Bond yields are the language of fixed income investing — they tell you what a bond actually earns, not what it promises. Understanding the difference between coupon rate, current yield, yield to maturity, and yield to worst is essential for comparing bonds and making informed decisions about how a bond's price affects its real return.
Why Bond Prices Move Opposite to Yields
The inverse relationship between bond prices and yields is the most fundamental concept in fixed income investing. A bond's coupon is fixed in dollar terms at issuance: a $1,000 bond paying $50 per year (a 5% coupon) pays exactly $50 every year regardless of market conditions. But if market rates rise to 6%, new bonds pay $60 per year and your bond becomes less attractive. The market price of your bond must fall until that $50 annual payment represents a 6% yield on the new (lower) price.
The reverse holds when rates fall: a bond paying 6% becomes more valuable when new bonds only pay 4%. Its price rises until buyers effectively earn 4%. This mechanic is why long-term bond funds fell 20–30% in 2022 when the Federal Reserve rapidly raised rates — older bonds with lower coupons had to be repriced downward to compete with new higher-rate issuances.

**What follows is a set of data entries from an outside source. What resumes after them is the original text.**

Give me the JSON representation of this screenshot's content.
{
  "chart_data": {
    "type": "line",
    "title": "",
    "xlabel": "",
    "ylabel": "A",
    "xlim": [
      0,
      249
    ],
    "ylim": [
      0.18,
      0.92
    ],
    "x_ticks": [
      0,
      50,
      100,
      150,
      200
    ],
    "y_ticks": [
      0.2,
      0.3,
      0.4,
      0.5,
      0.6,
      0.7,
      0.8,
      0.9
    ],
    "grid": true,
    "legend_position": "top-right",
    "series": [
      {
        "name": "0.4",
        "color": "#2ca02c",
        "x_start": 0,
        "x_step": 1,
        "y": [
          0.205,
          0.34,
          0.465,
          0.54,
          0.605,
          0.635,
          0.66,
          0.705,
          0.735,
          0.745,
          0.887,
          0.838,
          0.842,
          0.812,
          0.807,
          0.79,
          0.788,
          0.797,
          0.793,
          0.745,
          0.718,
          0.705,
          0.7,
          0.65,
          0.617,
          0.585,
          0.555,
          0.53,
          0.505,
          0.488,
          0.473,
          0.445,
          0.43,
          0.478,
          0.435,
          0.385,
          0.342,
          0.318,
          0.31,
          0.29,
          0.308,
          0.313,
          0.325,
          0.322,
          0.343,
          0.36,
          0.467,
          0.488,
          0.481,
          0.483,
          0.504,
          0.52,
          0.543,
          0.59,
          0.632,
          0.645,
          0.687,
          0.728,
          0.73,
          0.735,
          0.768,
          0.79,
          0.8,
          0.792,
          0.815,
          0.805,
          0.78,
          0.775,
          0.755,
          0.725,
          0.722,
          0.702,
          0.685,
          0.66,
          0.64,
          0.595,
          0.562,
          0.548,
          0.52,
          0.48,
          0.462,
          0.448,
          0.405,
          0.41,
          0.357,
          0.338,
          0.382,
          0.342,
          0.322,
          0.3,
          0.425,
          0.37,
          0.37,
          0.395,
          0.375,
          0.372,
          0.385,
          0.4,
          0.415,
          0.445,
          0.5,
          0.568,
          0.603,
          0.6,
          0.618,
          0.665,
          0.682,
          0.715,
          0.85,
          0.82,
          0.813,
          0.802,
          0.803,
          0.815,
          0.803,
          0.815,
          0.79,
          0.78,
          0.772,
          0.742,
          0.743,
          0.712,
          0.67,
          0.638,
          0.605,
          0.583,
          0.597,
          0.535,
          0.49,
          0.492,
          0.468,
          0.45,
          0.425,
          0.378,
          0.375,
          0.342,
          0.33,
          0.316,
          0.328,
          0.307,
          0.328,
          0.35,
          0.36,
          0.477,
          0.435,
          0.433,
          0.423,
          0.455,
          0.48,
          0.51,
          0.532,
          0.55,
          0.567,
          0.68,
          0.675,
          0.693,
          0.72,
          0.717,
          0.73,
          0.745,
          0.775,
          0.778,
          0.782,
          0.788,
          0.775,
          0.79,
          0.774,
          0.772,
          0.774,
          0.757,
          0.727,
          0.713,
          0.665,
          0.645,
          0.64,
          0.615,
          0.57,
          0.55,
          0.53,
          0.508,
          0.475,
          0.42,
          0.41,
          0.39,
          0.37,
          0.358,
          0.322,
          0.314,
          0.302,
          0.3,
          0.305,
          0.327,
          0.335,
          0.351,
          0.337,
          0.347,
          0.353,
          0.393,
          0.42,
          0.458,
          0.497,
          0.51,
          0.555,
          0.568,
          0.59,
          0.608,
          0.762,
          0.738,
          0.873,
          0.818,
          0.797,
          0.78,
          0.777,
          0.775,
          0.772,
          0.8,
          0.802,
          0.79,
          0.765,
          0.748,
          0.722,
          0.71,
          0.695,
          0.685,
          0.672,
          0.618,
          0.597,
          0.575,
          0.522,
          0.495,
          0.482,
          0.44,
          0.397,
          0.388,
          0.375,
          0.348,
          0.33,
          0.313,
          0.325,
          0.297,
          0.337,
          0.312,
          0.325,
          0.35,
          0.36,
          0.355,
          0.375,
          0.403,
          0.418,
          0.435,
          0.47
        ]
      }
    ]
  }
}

Current Yield vs. Yield to Maturity
Current yield is the simplest measure: annual coupon ÷ current market price. A $1,000 bond paying $50/year purchased at $950 has a current yield of 5.26%. This is useful for income-focused investors comparing how much cash a bond generates relative to its cost, but it ignores what happens at maturity.

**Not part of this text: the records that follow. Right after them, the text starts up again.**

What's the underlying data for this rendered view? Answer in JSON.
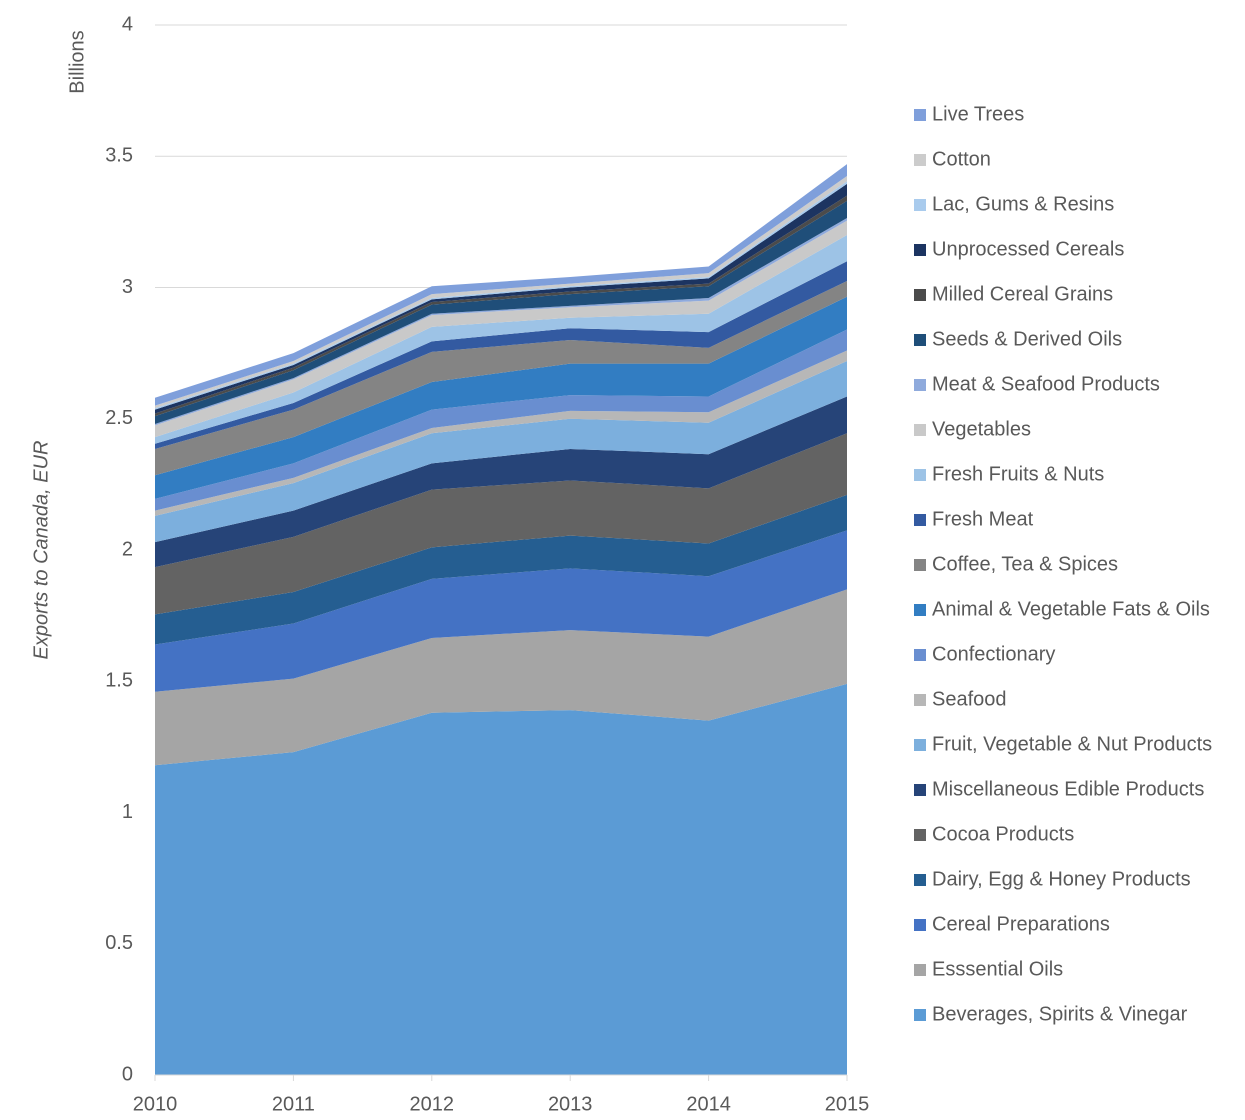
{
  "chart_data": {
    "type": "stacked_area",
    "y_axis_label": "Exports to Canada, EUR",
    "y_unit_label": "Billions",
    "categories": [
      "2010",
      "2011",
      "2012",
      "2013",
      "2014",
      "2015"
    ],
    "ylim": [
      0,
      4
    ],
    "yticks": [
      0,
      0.5,
      1,
      1.5,
      2,
      2.5,
      3,
      3.5,
      4
    ],
    "grid": true,
    "legend": "right",
    "series": [
      {
        "name": "Beverages, Spirits & Vinegar",
        "color": "#5b9bd5",
        "values": [
          1.18,
          1.23,
          1.38,
          1.39,
          1.35,
          1.49
        ]
      },
      {
        "name": "Esssential Oils",
        "color": "#a5a5a5",
        "values": [
          0.28,
          0.28,
          0.285,
          0.305,
          0.32,
          0.36
        ]
      },
      {
        "name": "Cereal Preparations",
        "color": "#4472c4",
        "values": [
          0.18,
          0.21,
          0.225,
          0.235,
          0.23,
          0.225
        ]
      },
      {
        "name": "Dairy, Egg & Honey Products",
        "color": "#255e91",
        "values": [
          0.115,
          0.12,
          0.12,
          0.125,
          0.125,
          0.135
        ]
      },
      {
        "name": "Cocoa Products",
        "color": "#636363",
        "values": [
          0.18,
          0.21,
          0.22,
          0.21,
          0.21,
          0.235
        ]
      },
      {
        "name": "Miscellaneous Edible Products",
        "color": "#264478",
        "values": [
          0.095,
          0.1,
          0.1,
          0.12,
          0.13,
          0.14
        ]
      },
      {
        "name": "Fruit, Vegetable & Nut Products",
        "color": "#7cafdd",
        "values": [
          0.1,
          0.105,
          0.115,
          0.115,
          0.12,
          0.135
        ]
      },
      {
        "name": "Seafood",
        "color": "#b7b7b7",
        "values": [
          0.02,
          0.02,
          0.02,
          0.03,
          0.04,
          0.04
        ]
      },
      {
        "name": "Confectionary",
        "color": "#698ed0",
        "values": [
          0.045,
          0.055,
          0.07,
          0.06,
          0.06,
          0.08
        ]
      },
      {
        "name": "Animal & Vegetable Fats & Oils",
        "color": "#327dc2",
        "values": [
          0.09,
          0.1,
          0.105,
          0.12,
          0.125,
          0.125
        ]
      },
      {
        "name": "Coffee, Tea & Spices",
        "color": "#848484",
        "values": [
          0.1,
          0.105,
          0.115,
          0.09,
          0.06,
          0.06
        ]
      },
      {
        "name": "Fresh Meat",
        "color": "#335aa1",
        "values": [
          0.02,
          0.025,
          0.04,
          0.045,
          0.06,
          0.075
        ]
      },
      {
        "name": "Fresh Fruits & Nuts",
        "color": "#9dc3e6",
        "values": [
          0.025,
          0.04,
          0.055,
          0.04,
          0.07,
          0.1
        ]
      },
      {
        "name": "Vegetables",
        "color": "#c9c9c9",
        "values": [
          0.045,
          0.05,
          0.045,
          0.04,
          0.05,
          0.055
        ]
      },
      {
        "name": "Meat & Seafood Products",
        "color": "#8faadc",
        "values": [
          0.005,
          0.005,
          0.005,
          0.005,
          0.01,
          0.01
        ]
      },
      {
        "name": "Seeds & Derived Oils",
        "color": "#1f4e79",
        "values": [
          0.03,
          0.03,
          0.035,
          0.045,
          0.045,
          0.065
        ]
      },
      {
        "name": "Milled Cereal Grains",
        "color": "#4b4b4b",
        "values": [
          0.01,
          0.01,
          0.01,
          0.01,
          0.01,
          0.02
        ]
      },
      {
        "name": "Unprocessed Cereals",
        "color": "#1c3461",
        "values": [
          0.015,
          0.01,
          0.01,
          0.015,
          0.02,
          0.045
        ]
      },
      {
        "name": "Lac, Gums & Resins",
        "color": "#a9cbed",
        "values": [
          0.005,
          0.005,
          0.005,
          0.005,
          0.005,
          0.01
        ]
      },
      {
        "name": "Cotton",
        "color": "#cccccc",
        "values": [
          0.01,
          0.01,
          0.015,
          0.01,
          0.015,
          0.02
        ]
      },
      {
        "name": "Live Trees",
        "color": "#7f9fdb",
        "values": [
          0.03,
          0.03,
          0.03,
          0.025,
          0.025,
          0.045
        ]
      }
    ]
  }
}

Yield to maturity (YTM) is more complete. It accounts for coupon payments, the current price, and the gain or loss when the bond matures at face value. If you buy the $950 bond above, you receive $50/year in coupons plus a $50 capital gain at maturity. YTM captures both components and produces a yield higher than the current yield. Conversely, paying $1,050 for the same bond yields below the coupon — you lose the $50 premium at maturity.

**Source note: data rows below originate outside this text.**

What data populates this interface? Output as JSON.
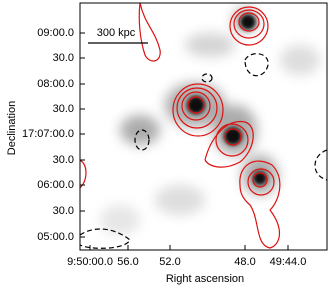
{
  "axes": {
    "x_label": "Right ascension",
    "y_label": "Declination",
    "x_tick_labels": [
      "9:50:00.0",
      "56.0",
      "52.0",
      "48.0",
      "49:44.0"
    ],
    "y_tick_labels": [
      "09:00.0",
      "30.0",
      "08:00.0",
      "30.0",
      "17:07:00.0",
      "30.0",
      "06:00.0",
      "30.0",
      "05:00.0"
    ]
  },
  "scale_bar": "300 kpc"
}
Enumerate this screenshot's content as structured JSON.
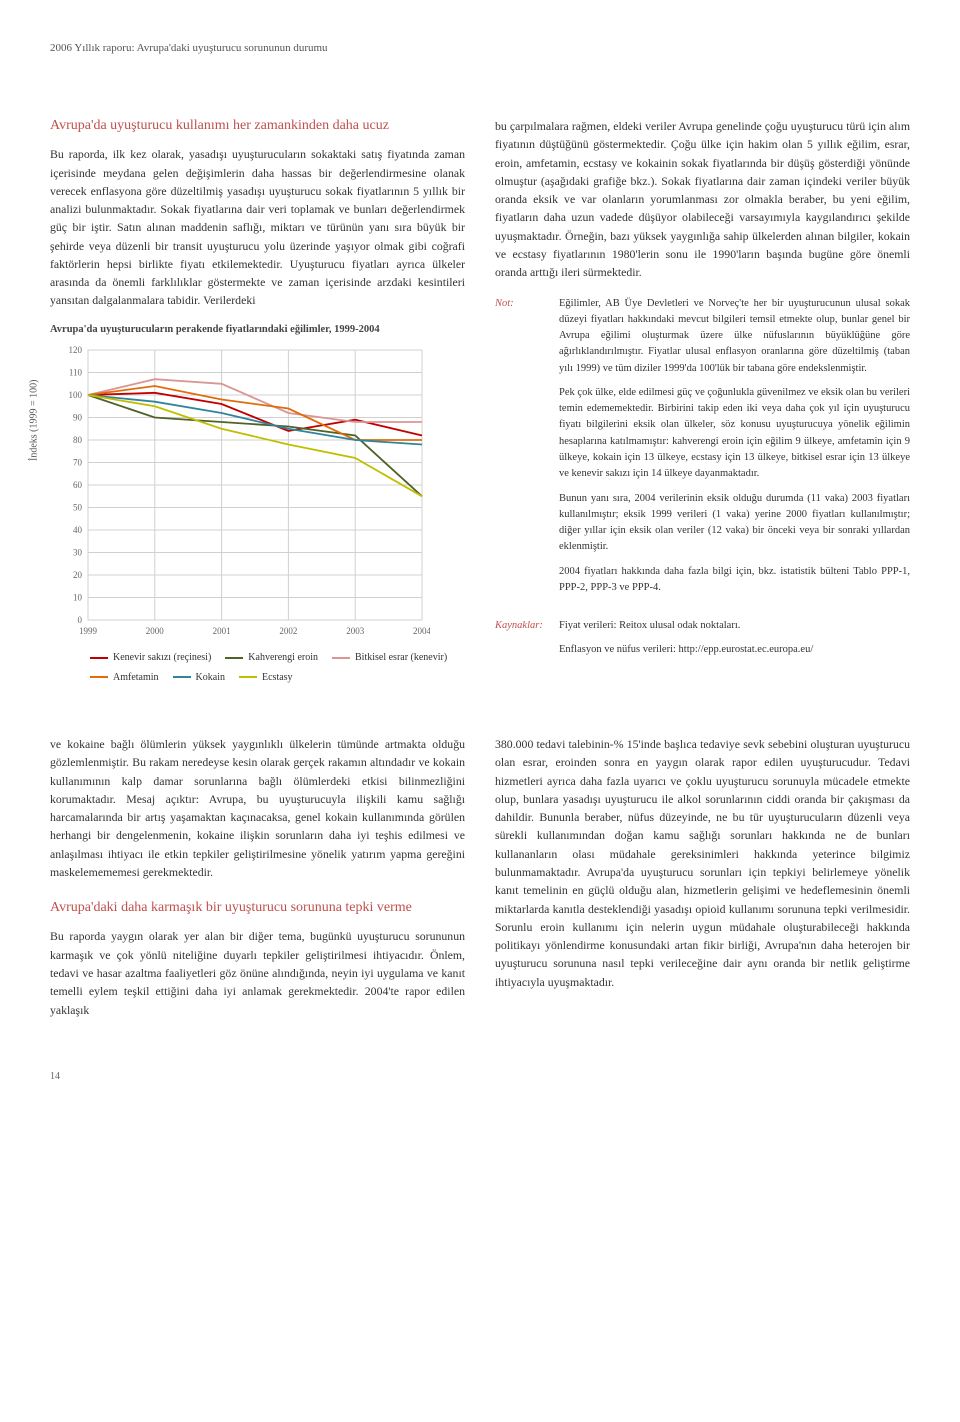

YTM is the standard metric used by bond screeners, broker platforms, and financial advisors. It normalizes every bond to a single comparable annual return figure, regardless of coupon, price, or remaining maturity. For US bonds it's quoted as a Bond-Equivalent Yield (BEY) — 2 × the semi-annual periodic rate — which is why semi-annual compounding matters: it changes the YTM number by 5–10 bps versus an annual-compounding calculation.
Duration, Modified Duration, and Convexity
Duration measures how sensitive a bond's price is to yield changes. Macaulay duration is the weighted average time (in years) until you receive all bond cash flows. Modified duration is Macaulay ÷ (1 + r/freq) and gives the closest linear approximation: a 7-year modified duration means a 1% rate rise costs ~7% of price.
This is why long-term bonds are riskier than short-term bonds when rates might rise. A 30-year Treasury might have modified duration of 18–20 years, so a 1% rate increase produces an ~18–20% price decline. A 2-year Treasury note has duration closer to 1.9 years — the same rate move only costs ~1.9%. Zero-coupon bonds have the highest duration possible (equal to maturity) because all cash flow comes at the end.
Convexity captures what duration misses: the curve in the price-yield relationship. Positive convexity is a free option — bonds gain more when rates fall than they lose when rates rise by the same amount. The full second-order approximation is: ΔP/P ≈ −Mod × Δy + ½ × Conv × Δy². For small rate moves duration is enough; for large moves convexity matters and is consistently in the bondholder's favor.
Callable Bonds and Yield to Worst
Many corporate and municipal bonds are callable: the issuer can redeem the bond before maturity, usually at par or at a small premium. This is bad for bondholders, because the issuer will call exactly when it hurts you most — when rates have fallen and your bond is now valuable. Once called, you receive the call price and must reinvest the proceeds at lower current rates (reinvestment risk).
For callable bonds, Yield to Maturity is optimistic — it assumes the bond runs to its stated end date. Yield to Call (YTC) computes the yield assuming the bond is called at the earliest call date. Yield to Worst (YTW) is the minimum of YTM and YTC across all call dates and is the conservative number bond screeners report. A premium callable trading above the call price will often show a sharply lower YTW than YTM — a signal the call is highly likely and your true expected return is closer to YTW.
The reinvestment-rate input lets you stress-test the YTM assumption. Textbook YTM assumes coupons reinvest at the YTM rate; in practice you reinvest at whatever rates prevail when each coupon is paid. If you expect reinvestment rates to be lower than today's YTM (a typical concern when rates are high), your realized holding-period return will be below the quoted YTM.